# PainStation, a PS1 paint job.



## Soylent Joe (Oct 20, 2010)

So I picked up an original PlayStation about a month ago at a yard sale for $5. It worked fine, but had some discoloration on it from cigarette smoke (I assume) so I wanted to paint it, and that's what I did.

The whole unit was taken apart (it's very simple) and I used a combination of matte black for the top, glossy black for the bottom and buttons, and some red gloss for the power.

I may or may not be done with it. A diagonal red stripe going from the disc area to the edge may give it a bit more pizzaz. The matte black is also pretty fragile, it's easily scratched off. It needs some sort of sealer I guess.

















It plays CD's like a boss, but I haven't played any game in it yet as I have no games or a controller (I'm taking donations though ) The controller connected in the picture is a DDR pad I got with the console 





Thoughts?


----------



## copenhagen69 (Oct 20, 2010)

looks great ... just get some sealer and put 3-4-5 coats on and you will be good to go.


----------



## Soylent Joe (Oct 20, 2010)

Anyone know a way to get that smudge off of the lid before I seal it? My dad touched it with a wet finger while it was still curing/drying. The smudge won't come off with any rubbing cloth.


----------



## entropy13 (Oct 20, 2010)

Wow, nice to see another black PS1 (mine's all black though, and doesn't work anymore - I only emulate my games in the PC).

It came with a dance pad? Better get a Dance Dance Revolution (4th mix is the latest PS version of the game iirc) then and break a sweat lol


----------



## Soylent Joe (Oct 20, 2010)

entropy13 said:


> Wow, nice to see another black PS1 (mine's all black though, and doesn't work anymore - I only emulate my games in the PC).
> 
> It came with a dance pad? Better get a Dance Dance Revolution (4th mix is the latest PS version of the game iirc) then and break a sweat lol



 Yeah the old guy just happened to have a dance pad with it, but nothing else besides the cords and a memory card. I'll look for the game but it seems like PS1 games that are worth anything are getting harder and harder to find.


----------



## n-ster (Oct 20, 2010)

my cousin has the ps1 mod chip + 30+ games lol


----------



## MT Alex (Oct 20, 2010)

Soylent Joe said:


> Anyone know a way to get that smudge off of the lid before I seal it? My dad touched it with a wet finger while it was still curing/drying. The smudge won't come off with any rubbing cloth.



You are S.O.L.


----------



## Soylent Joe (Oct 20, 2010)

MT Alex said:


> You are S.O.L.



Yeah I'd probably have to put another coat on the lid if I want it gone. No big problem though, it's not that noticeable.


----------



## GSquadron (Oct 20, 2010)

change the cd rom to blue ray


----------



## Robert-The-Rambler (Oct 20, 2010)

*Amazon.com has a lot of Playstation Games*



Soylent Joe said:


> Yeah the old guy just happened to have a dance pad with it, but nothing else besides the cords and a memory card. I'll look for the game but it seems like PS1 games that are worth anything are getting harder and harder to find.

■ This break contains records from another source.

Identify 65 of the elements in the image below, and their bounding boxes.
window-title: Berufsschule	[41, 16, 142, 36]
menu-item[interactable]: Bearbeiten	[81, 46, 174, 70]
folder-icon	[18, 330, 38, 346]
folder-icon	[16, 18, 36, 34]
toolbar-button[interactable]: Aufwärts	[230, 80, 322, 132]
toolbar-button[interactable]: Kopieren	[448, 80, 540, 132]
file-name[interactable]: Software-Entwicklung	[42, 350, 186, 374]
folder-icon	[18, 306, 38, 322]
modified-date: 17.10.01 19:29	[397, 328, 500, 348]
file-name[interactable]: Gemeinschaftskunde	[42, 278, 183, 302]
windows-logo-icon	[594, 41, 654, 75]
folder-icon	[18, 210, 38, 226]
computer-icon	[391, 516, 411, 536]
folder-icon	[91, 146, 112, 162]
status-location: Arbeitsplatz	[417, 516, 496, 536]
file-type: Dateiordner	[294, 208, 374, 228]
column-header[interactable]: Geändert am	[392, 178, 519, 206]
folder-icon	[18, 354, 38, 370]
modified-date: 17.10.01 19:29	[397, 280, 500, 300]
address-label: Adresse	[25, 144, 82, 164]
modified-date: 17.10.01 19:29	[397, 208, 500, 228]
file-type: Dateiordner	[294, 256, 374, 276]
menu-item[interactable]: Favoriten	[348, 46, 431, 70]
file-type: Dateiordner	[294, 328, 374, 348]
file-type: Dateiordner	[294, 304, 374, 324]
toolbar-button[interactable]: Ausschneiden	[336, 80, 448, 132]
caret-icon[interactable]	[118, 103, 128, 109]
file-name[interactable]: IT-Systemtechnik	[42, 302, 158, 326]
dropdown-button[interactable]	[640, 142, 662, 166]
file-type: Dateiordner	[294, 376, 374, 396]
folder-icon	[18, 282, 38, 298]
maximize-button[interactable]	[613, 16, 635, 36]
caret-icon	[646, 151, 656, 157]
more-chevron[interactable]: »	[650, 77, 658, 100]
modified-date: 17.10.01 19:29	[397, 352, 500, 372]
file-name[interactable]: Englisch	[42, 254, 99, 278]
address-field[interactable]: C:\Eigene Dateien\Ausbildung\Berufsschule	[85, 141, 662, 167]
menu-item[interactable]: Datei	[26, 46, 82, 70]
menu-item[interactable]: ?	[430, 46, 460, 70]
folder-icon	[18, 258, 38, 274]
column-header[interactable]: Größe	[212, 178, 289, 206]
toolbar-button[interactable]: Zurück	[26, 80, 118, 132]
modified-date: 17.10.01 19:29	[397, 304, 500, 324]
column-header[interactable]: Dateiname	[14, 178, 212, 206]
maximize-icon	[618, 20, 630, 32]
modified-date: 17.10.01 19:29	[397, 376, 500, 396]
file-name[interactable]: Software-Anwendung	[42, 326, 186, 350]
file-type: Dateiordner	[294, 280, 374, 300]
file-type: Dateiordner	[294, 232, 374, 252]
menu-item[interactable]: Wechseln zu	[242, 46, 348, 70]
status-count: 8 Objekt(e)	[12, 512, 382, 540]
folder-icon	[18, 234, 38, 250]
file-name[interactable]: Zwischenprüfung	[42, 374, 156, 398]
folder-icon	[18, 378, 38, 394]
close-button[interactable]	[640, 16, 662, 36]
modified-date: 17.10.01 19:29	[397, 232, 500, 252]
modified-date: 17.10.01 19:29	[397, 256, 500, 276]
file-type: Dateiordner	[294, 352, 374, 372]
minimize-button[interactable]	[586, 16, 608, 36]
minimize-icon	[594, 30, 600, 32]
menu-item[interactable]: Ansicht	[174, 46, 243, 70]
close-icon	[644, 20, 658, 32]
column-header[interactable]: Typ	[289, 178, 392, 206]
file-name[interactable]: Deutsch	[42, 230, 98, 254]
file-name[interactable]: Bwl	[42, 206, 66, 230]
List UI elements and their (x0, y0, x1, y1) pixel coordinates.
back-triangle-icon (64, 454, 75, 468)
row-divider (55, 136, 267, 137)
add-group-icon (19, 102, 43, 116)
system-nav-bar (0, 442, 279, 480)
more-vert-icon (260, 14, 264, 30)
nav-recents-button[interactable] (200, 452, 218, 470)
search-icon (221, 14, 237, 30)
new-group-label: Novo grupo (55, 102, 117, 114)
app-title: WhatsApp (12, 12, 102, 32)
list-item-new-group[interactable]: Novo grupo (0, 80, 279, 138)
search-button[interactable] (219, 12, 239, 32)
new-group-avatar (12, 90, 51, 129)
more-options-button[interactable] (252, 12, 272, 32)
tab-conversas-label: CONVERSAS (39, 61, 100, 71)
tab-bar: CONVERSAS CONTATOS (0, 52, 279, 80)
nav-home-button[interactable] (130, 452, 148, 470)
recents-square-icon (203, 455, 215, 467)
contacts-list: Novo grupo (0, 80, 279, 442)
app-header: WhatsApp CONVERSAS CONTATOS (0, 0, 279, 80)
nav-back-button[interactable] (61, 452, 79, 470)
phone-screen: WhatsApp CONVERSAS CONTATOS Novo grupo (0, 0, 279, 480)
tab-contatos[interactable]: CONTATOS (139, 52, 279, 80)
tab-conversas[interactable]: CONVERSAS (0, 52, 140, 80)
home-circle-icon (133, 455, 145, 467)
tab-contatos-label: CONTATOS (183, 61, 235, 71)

I can't get a link to work for the playstation category but just do a search on amazon.com for playstation and you will find a lot of games.

They have hardware, too. Here is a good universal gamepad.

http://www.amazon.com/dp/B002H5U48Y/?tag=tec06d-20

They also have available used original gamepads, too.

http://www.amazon.com/dp/B00002DHER/?tag=tec06d-20

Happy hunting!!!!


----------



## Soylent Joe (Oct 20, 2010)

Aleksander Dishnica said:


> change the cd rom to blue ray



Yeah, I bet that'd work very well with the 33MHz processor and 640x480 maximum resolution


----------



## GSquadron (Oct 20, 2010)

Yeah, even the screen you have is great with that resolution


----------